Protocolo é protocolo. Não existe calendário vacinal "flexível" para quem leva a saúde do seu salsicha a sério. Vou te passar o esquema correto, atualizado conforme as diretrizes da WSAVA (World Small Animal Veterinary Association) e adaptado à realidade epidemiológica brasileira.
Filhotes (6 a 16 semanas): início com V10 ou V8 (Polivalente) às 6-8 semanas. Reforço a cada 3-4 semanas até completar a série primária aos 16 semanas. Nunca pule reforços — o intervalo é determinado pelo tempo de meia-vida dos anticorpos maternos que interferem na resposta vacinal. Antirábica: primeira dose a partir das 12 semanas, obrigatória por lei.
Adultos (após 1 ano): reforço anual da Polivalente no primeiro ano. A partir do segundo reforço, a WSAVA aceita protocolo trienal para as valências centrais (Parvovirose, Cinomose, Hepatite) em animais com título sorológico confirmado. Na prática brasileira, a maioria dos veterinários mantém o anual dado o custo da sorologia e a exposição real dos animais. Antirábica: anual, sem exceção.

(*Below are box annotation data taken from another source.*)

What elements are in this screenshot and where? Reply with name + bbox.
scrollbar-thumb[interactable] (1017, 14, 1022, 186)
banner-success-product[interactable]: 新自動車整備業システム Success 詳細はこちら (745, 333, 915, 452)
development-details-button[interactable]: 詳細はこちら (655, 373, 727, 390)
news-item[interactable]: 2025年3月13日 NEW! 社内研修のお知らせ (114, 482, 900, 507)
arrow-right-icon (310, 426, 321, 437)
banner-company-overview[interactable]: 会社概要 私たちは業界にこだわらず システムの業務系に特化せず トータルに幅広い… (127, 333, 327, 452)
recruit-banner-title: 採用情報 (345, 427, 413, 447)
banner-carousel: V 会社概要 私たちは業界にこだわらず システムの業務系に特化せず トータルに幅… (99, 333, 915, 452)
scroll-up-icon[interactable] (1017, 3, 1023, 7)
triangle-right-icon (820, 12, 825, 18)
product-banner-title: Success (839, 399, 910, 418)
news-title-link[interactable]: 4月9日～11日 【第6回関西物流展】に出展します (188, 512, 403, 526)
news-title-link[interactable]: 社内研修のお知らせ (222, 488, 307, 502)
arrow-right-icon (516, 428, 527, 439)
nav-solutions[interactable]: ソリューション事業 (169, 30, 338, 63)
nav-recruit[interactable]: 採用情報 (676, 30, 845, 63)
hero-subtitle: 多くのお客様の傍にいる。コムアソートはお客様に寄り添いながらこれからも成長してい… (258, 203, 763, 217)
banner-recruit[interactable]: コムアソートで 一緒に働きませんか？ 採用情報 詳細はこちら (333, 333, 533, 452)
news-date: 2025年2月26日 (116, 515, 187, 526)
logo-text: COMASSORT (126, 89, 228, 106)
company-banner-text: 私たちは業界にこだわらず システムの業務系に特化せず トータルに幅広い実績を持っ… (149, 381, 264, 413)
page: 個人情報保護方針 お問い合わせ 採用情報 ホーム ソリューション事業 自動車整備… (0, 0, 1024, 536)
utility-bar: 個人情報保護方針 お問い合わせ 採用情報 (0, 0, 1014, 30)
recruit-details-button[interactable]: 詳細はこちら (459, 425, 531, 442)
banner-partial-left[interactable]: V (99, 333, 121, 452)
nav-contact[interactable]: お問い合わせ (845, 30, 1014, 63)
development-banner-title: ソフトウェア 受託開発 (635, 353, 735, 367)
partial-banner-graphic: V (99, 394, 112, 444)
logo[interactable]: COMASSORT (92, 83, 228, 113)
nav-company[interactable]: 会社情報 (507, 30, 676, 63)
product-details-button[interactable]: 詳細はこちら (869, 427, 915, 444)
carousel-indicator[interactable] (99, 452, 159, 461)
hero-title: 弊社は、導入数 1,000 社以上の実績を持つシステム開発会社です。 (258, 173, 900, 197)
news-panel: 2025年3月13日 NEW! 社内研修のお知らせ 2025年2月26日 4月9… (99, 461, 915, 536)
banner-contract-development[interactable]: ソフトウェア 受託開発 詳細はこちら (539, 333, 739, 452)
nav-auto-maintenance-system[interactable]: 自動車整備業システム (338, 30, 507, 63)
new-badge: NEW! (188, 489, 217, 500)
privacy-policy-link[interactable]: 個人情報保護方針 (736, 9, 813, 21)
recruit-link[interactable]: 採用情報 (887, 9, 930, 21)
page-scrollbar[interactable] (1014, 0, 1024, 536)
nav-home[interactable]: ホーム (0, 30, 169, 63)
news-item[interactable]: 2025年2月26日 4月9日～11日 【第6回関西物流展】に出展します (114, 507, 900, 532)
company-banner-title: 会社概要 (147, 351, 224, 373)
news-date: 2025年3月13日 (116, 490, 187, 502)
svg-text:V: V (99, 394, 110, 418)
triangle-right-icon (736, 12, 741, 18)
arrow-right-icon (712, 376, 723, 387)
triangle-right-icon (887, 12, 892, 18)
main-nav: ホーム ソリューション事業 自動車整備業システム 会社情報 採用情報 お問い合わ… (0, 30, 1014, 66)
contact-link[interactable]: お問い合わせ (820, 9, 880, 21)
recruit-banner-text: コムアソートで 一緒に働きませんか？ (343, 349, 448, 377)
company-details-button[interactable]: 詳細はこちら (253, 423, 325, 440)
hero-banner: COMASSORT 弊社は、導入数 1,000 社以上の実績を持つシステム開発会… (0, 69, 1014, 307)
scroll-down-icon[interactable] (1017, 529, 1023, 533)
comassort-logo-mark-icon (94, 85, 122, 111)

Vacinas não-obrigatórias mas recomendadas: Leptospirose (especialmente para animais com acesso a área externa, lama ou água parada — o Dachshund farejador é candidato perfeito); Gripe canina (Bordetella + Parainfluenza) para cães que frequentam pet shops, hotéis ou exposições; Leishmaniose (disponível no Brasil como Leish-Tec e Leishmania) para áreas endêmicas.
Vermifugação antes da vacinação: obrigatório. Um animal parasitado não monta resposta imune adequada. Ivermectina tem relação controversa com o Dachshund devido à possível mutação MDR1 — discuta com seu veterinário antes de usar. Milbemicina e fenbendazol são alternativas mais seguras como rotina.
Atestado vacinal em dia não é só exigência de hotel pet. É a documentação de que você levou a imunidade do seu animal a sério. Arquive os atestados, fotografe-os, anote no app. No dia que precisar — e um dia vai precisar — você vai agradecer.